Erald la fissò a lungo, prima di parlare di nuovo: trovò ammirevole una risposta così sincera da parte di una quasi sconosciuta. Era quello l'effetto che dava alla prima occhiata? Sembrava un ammalato? Non gli era mai passato per la testa che il suo aspetto esteriore potesse in qualche modo condizionare l'impressione degli altri su di lui.
« Ti ringrazio per avermi detto quello che pensi» disse, calmo.

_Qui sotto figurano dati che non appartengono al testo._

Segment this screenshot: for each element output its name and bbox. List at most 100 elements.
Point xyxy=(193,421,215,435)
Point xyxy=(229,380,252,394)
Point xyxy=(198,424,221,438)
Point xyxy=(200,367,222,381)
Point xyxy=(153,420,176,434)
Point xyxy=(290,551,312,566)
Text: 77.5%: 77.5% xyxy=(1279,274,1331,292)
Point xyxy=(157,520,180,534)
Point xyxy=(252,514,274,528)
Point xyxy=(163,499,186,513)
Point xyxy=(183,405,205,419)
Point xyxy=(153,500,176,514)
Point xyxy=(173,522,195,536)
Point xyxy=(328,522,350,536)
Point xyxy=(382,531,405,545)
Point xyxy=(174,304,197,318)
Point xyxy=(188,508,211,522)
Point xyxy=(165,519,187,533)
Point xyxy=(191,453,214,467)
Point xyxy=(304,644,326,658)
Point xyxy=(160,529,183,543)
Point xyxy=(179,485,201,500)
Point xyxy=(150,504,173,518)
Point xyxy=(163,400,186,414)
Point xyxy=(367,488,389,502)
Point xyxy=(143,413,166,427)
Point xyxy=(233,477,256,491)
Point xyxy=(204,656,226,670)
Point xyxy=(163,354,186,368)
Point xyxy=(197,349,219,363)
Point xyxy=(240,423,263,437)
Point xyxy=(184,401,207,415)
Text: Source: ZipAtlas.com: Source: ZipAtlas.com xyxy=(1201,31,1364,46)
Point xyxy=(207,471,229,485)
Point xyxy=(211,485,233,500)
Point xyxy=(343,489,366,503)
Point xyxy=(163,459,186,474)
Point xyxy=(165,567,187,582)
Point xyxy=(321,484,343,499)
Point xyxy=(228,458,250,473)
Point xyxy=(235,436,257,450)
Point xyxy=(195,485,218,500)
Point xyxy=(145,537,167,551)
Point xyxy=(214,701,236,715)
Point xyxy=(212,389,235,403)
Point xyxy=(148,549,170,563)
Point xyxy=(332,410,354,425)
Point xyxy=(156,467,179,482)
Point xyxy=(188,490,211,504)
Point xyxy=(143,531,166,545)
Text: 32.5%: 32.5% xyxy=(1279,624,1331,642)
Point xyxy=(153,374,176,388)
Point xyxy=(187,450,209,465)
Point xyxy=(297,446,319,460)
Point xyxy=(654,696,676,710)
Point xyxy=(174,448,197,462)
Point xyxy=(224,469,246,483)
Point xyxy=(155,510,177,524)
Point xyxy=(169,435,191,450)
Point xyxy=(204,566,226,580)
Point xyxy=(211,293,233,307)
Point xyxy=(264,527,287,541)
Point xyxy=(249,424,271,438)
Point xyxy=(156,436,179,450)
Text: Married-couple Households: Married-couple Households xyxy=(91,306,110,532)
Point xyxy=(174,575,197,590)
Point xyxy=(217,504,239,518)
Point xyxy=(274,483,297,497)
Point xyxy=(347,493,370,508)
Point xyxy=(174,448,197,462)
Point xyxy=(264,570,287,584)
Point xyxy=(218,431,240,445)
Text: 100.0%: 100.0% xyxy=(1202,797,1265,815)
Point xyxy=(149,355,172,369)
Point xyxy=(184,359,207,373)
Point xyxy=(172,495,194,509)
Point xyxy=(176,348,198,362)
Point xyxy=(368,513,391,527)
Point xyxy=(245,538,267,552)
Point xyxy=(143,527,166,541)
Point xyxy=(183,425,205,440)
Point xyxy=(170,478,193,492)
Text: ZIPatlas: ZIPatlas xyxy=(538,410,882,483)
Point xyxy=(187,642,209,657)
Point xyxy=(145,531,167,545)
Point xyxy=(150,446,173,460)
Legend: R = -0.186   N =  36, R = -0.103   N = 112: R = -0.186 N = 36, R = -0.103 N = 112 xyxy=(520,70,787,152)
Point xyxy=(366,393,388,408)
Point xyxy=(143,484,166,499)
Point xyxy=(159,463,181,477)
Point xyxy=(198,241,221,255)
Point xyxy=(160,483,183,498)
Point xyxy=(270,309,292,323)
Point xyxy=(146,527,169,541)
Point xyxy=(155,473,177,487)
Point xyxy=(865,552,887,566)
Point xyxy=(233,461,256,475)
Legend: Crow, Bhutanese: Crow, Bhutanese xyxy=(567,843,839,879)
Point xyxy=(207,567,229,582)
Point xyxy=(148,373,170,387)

Cercò di sorridere, ma si vergognava e temeva di arrossire ancora: « quanto alle tue obiezioni verso le premesse che potrebbero ostacolare la nostra amicizia, eccone la soluzione: si, è piuttosto folle comperare una racchetta costosa ad un principiante. Il signor Wammy è molto ricco e la mia borsa di studio è sostanziosa. Inoltre sono uno che impara in fretta, quindi mi auguro di poter maneggiare propriamente questo attrezzo in breve tempo, se tu mi insegnerai. Se me lo concederai, in realtà, penso che potrei regalarla a te, questa racchetta. Io non giocherò di certo per tutta la vita».
Ulla era ammutolita. Non gli aveva mai sentito fare discorsi tanto lunghi.
« Il secondo preliminare riguardava la mia mancanza di amici. Beh, è molto difficile per me, averne. Come avrai notato, non sono un tipo espansivo. Inoltre, frequentare scuole dove tutti hanno almeno dieci anni più di me, mi rende inadatto alle relazioni sociali».
Erald passò la mano libera sui propri capelli, percependo il calore della cute e la morbidezza delle ciocche scure.
« Il fatto che io sia pallido e cammini strano è una conseguenza della mia introversione: mi piace rannicchiarmi, perché sento il sangue che fluisce bene al cervello e posso ragionare al cento per cento. Sono pallido perché … non ne sono sicuro. Un po' è per natura, certo; mia mamma era russa».
Si interruppe, stupendosi lui stesso di aver menzionato sua madre.
Concluse: « E non sto morendo. Almeno non nell'immediato. Tutti gli esseri umani stanno morendo, no? Diciamo che la mia ora non è ancora suonata».
Visto che Ulla non sbatteva ciglio e non dava segni di vita, Erald tentò un ultimo approccio:
« Che ne dici? Possiamo diventare amici?».
Fu troppo.
Ulla scoppiò in una risata forte e sincera, poi tese la mano verso il ragazzo.
« Sei un tipo maledettamente lugubre, Erald Coyle»
lui strinse quella mano candida e lentigginosa, incerto sulle implicazioni che quel gesto avrebbe comportato. Era morbida e liscia.
Le mani congiunte fecero in su e in giù per l'aria, spinti dal braccio di Ulla.
« Vieni dentro. Ti insegnerò a giocare a tennis, ma per l'amor di dio, usa la mia racchetta. Non voglio nemmeno immaginare cosa ne faresti di quell'attrezzo» disse imitandolo.
Erald sorrise, sciolto dall'imbarazzo.
Seguì la dolcissima e temeraria fanciulla dai capelli rossi dentro il campo da tennis.